More importantly, it took an issue that was supposed to be above politics, and made it look very political indeed. "What the Rudd Government did was use the upcoming world meeting (Copenhagen) as a sledge hammer to drive a wedge into the Coalition,'' Dennis says.
It's not that Australians have stopped caring about climate change.
Get Up national director Simon Sheikh says the grassroots political action organisation's 350,000 members are still concerned about climate change, they just want to see some action -- any action.
Sheikh argues that Kevin Rudd needs to take a leaf out of John Howard's book when it comes to dealing with a recalcitrant Senate and pass something. "He's losing credibility because he doesn't take action. He's got an opportunity to pass something in the Senate. Clearly there's a need for a simpler approach,'' says Sheikh.

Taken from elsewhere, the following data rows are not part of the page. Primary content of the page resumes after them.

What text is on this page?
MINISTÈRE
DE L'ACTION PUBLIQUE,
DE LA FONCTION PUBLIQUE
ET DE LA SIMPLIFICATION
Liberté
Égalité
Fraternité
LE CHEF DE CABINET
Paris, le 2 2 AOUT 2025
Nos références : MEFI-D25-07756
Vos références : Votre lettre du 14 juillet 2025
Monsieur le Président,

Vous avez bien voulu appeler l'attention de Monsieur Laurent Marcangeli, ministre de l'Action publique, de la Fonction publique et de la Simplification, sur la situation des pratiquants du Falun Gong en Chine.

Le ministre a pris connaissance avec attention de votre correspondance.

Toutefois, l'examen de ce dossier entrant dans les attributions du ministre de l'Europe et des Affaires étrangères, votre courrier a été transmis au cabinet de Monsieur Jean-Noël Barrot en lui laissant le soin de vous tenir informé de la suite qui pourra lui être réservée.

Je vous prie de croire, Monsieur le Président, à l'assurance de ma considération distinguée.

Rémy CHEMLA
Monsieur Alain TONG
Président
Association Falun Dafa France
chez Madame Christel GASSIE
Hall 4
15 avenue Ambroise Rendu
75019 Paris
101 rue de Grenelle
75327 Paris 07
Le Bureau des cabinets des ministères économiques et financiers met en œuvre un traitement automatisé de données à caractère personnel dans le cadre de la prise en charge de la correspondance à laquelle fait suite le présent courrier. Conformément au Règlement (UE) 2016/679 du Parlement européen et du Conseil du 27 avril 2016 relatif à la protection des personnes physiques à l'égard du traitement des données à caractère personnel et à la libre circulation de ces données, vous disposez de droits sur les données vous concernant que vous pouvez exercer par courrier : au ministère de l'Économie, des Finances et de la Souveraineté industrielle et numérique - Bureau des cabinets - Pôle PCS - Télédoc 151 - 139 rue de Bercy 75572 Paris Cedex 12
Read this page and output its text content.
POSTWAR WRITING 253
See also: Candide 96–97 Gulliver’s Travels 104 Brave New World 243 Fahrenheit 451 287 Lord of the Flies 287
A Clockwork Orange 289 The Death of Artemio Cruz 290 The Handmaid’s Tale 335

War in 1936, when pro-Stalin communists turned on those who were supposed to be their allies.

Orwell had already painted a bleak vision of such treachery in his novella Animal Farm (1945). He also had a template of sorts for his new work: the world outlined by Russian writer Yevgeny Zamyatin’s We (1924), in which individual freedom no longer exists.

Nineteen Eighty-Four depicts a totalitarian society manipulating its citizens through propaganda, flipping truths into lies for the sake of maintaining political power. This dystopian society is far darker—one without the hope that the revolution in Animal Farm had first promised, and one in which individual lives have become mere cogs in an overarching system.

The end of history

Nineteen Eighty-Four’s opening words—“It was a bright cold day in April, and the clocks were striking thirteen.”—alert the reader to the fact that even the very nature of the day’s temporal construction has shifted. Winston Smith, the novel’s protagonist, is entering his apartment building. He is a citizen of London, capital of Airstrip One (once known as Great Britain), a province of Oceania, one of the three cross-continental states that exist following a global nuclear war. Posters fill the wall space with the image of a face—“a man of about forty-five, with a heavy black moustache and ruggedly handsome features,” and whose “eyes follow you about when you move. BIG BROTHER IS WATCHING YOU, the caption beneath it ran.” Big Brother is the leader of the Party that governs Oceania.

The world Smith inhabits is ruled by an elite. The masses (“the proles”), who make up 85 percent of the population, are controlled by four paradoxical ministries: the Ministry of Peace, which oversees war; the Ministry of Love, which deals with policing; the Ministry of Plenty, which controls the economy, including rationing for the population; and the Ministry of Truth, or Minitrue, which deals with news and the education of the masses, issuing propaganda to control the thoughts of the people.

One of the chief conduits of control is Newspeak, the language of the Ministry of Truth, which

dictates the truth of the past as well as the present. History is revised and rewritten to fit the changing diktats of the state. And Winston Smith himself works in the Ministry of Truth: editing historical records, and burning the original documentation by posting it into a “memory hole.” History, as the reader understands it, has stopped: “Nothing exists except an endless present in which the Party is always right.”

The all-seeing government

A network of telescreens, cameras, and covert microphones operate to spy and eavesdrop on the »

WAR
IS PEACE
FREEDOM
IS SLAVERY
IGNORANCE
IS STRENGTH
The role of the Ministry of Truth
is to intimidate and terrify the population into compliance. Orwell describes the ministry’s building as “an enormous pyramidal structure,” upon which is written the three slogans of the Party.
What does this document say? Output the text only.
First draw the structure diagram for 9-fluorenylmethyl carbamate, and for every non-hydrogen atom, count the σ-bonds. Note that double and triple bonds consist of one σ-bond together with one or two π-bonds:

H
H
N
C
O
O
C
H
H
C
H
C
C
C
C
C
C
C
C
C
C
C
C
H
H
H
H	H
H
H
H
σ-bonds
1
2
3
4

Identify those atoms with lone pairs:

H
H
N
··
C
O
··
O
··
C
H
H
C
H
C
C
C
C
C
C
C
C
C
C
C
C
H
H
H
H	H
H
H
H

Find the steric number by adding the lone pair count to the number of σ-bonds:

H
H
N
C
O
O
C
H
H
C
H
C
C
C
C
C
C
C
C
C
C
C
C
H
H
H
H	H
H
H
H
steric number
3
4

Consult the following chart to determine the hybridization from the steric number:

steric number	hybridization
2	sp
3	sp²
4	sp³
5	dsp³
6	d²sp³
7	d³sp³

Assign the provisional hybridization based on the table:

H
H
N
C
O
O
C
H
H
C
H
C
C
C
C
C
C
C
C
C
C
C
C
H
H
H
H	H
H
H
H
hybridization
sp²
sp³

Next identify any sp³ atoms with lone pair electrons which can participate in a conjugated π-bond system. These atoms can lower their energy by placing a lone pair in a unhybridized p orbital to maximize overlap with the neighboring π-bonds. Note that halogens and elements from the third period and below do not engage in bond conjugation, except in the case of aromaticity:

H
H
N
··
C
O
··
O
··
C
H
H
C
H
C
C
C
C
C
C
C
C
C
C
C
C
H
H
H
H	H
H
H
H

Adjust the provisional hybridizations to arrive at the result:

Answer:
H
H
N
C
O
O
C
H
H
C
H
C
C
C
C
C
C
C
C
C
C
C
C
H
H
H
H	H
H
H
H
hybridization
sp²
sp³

Get Up's wide-ranging research and polling has found people still want to see some action on climate change, they want business to pay for it and they are prepared to vote on it.
This will be a problem for the government who could find votes leaking to the Greens on the issue as they attempt to stem a loss of support on the Right over asylum-seekers.
In the midst of it all is the sense practical environmental issues have been forgotten. The Institute of Public Affairs' Tim Wilson asks what has happened to programs to combat salinity.
"There is a desperate need for practical environmental issues to be addressed. The greatest problem is salinity. It hasn't got the attention it deserves,'' he says. Wilson argues that a climate-change cheer squad in government took control of the policy agenda, and the government's purse strings.
"These people were just running amuck,'' he says. "The DCC should never have been established and should be abolished. It consumed every issue.''
In a rare moment when not riding a bike or running a marathon, Opposition Leader Tony Abbott appeared on the ABC's Q&A program last week where he was asked what the Coalition should have done differently at the last election.
"We should have ratified Kyoto. I mean, maintaining our Kyoto commitments but not ratifying Kyoto looked odd,'' Mr Abbott said.
Ironically, Mr Abbott's subsequent stance, to oppose an ETS, and the poll support it garnered, showed he had not made the mistake of missing the nation's mood twice.
"People are looking to solve problems. As a species, we're terrible at acknowledging our successes and celebrating them, we're always looking at the next problem,'' Wilsons says.
He argues Kyoto was the road block and once it was passed, the mood changed. Dennis disagrees. "It vanished the day after Copenhagen,'' he says.
After selling the country on climate change at an election and even getting the Opposition on board for a while, after Copenhagen the government said it needed to sell the issue better.
We all know precious little has been said about climate change since -- except, perhaps, around a few Canberra water coolers.